With its origins heralding back to the Victorian era, Christmas Cards were first designed by Sir Henry Cole and his friend, John Callcott Horsley. They were sold for 1 shilling each, which was expensive at the time.

In 1840, after the introduction of the ‘Penny Post’, cards were easier to send and the tradition grew.

Victorians exchanged, displayed and collected Christmas cards in vast numbers. Early Christmas cards had flowers on them, cherubs and other romantic imagery. Throughout the era, themes developed and the Victorians established the now familiar iconography of Christmas: robins, holly, ivy, snowy landscapes; Father Christmas and Christmas crackers.

A large collection of Victorian Christmas cards is held at Manx National Heritage, in the archive of the Gibb family, who lived at The Grove in Ramsey from the mid 1800s.

The cards tell us who the Gibbs were in contact with, both on the Island and beyond, and which festive designs appealed to this typical middle-class Victorian family. The cards in the image below include religious imagery (the Victorians are known for their morality and faith) and the ever popular floral designs which appeared on so many Victorian Christmas cards.

The archive includes the family’s Christmas lists.
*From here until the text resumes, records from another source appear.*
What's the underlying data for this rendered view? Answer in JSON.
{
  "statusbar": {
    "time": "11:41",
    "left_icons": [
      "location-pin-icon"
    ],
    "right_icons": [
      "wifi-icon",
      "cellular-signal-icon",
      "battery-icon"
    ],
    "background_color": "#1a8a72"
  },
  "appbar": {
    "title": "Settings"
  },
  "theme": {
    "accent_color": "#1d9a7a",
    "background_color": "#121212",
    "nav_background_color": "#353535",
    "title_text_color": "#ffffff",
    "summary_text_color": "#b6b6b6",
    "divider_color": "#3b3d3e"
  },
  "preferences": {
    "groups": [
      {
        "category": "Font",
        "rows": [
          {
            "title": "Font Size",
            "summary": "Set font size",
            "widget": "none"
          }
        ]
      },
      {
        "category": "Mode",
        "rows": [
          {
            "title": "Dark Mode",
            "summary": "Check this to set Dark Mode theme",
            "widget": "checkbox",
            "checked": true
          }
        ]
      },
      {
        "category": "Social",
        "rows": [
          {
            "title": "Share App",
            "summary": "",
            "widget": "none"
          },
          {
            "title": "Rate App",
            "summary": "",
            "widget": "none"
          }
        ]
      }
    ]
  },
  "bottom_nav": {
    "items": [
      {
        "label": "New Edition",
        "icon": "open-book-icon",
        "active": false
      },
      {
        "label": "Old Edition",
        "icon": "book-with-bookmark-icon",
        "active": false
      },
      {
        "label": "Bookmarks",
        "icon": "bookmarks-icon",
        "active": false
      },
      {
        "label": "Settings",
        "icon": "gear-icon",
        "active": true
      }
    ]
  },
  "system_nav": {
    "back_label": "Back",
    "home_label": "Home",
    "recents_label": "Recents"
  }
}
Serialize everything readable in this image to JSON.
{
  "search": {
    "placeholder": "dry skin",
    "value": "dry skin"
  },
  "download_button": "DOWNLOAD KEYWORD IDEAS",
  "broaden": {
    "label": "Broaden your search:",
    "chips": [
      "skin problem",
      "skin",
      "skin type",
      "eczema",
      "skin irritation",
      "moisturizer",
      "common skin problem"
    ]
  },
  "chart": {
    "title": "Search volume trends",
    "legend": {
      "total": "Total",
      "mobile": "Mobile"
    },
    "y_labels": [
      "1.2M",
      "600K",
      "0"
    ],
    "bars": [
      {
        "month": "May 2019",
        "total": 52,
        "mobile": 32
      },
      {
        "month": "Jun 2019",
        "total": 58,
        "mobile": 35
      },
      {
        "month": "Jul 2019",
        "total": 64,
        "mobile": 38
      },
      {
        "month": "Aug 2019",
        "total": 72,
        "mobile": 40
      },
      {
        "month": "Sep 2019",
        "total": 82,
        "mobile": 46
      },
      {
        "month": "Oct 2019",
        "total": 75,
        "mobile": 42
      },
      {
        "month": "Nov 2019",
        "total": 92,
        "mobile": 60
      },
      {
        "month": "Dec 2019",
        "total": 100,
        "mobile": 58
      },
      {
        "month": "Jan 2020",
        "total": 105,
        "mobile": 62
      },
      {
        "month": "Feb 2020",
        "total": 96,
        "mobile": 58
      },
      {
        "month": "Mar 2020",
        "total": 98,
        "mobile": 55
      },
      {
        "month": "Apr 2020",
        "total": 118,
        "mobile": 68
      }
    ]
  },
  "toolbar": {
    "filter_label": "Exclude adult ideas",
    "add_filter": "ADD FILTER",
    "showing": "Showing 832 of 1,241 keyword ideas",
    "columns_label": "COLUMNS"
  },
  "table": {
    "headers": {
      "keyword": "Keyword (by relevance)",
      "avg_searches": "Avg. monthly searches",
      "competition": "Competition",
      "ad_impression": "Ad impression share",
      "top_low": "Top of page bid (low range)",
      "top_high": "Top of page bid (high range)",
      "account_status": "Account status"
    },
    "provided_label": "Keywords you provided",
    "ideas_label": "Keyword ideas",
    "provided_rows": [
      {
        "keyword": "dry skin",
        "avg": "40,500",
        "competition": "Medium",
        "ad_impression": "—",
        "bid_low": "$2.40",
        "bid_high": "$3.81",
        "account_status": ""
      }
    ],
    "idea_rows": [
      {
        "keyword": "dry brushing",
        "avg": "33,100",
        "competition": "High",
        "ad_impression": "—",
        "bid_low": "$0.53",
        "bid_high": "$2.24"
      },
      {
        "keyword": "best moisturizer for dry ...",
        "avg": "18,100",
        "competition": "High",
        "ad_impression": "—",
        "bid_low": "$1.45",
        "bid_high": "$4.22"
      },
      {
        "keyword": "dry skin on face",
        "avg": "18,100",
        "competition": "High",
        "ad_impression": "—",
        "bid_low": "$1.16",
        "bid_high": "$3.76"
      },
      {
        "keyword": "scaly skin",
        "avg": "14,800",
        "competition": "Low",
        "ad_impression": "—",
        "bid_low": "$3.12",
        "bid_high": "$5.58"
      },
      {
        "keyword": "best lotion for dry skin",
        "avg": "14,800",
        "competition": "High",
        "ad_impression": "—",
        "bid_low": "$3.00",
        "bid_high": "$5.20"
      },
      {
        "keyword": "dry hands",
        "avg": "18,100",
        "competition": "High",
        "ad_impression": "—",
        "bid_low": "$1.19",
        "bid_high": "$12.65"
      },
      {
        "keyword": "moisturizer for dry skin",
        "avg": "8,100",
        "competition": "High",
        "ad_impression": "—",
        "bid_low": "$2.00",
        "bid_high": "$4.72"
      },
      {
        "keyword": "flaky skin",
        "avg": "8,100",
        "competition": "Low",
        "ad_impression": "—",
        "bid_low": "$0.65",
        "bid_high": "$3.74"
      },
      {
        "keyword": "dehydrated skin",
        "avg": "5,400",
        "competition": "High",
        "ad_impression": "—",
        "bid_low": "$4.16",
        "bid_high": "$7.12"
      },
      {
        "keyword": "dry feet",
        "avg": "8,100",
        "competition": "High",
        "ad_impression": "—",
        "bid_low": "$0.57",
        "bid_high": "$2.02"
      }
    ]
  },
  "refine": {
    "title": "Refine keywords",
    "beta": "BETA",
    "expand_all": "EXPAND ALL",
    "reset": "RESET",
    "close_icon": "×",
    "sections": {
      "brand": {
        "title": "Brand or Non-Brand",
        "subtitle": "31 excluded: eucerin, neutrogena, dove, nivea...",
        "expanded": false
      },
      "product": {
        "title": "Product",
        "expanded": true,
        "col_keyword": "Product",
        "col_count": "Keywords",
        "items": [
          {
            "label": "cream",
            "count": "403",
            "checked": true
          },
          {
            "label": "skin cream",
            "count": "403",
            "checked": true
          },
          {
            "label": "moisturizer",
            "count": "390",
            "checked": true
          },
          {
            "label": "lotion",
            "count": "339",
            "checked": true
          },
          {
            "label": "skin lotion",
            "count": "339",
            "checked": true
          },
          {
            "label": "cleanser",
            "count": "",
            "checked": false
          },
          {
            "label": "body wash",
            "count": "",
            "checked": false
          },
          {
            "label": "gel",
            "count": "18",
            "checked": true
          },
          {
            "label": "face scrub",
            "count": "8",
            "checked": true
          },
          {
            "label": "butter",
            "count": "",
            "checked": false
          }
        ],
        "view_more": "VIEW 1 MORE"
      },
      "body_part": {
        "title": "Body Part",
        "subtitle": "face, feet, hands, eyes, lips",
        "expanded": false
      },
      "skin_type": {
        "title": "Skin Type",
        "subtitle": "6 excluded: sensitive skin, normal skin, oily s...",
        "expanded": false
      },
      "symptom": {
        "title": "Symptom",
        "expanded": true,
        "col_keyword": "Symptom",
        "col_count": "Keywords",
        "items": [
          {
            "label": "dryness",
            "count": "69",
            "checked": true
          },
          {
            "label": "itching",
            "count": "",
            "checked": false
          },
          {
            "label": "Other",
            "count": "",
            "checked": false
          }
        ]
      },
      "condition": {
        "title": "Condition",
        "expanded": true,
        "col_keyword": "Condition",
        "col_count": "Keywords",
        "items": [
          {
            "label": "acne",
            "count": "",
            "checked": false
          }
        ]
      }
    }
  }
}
In the image below, Janet and Alice  have written out their Christmas card list for 1898. Included on the list is ‘Will’ their younger brother, also ‘Auntie’ Janet, who was the daughter of Duncan Gibb, a successful shipping merchant from Liverpool: Duncan purchased The Grove in 1838 during a visit to the Isle of Man. Janet and Alice became the last members of the family to live at The Grove.

Later lists, from 1935 and 1944, tell us that cigarettes were a popular choice of Christmas present, as well as calendars, scarves, and the odd tangerine!

This studio portrait shows Janet and Alice as children, with brother William and mother Sara Ann Turnbull Gibb. It was taken around 1891 or 1892 at Moore and Cowen Photographic Studio in Waterloo Road, Ramsey.

Nollick Ghennal as Blein Vie Noa from all at Manx National Heritage!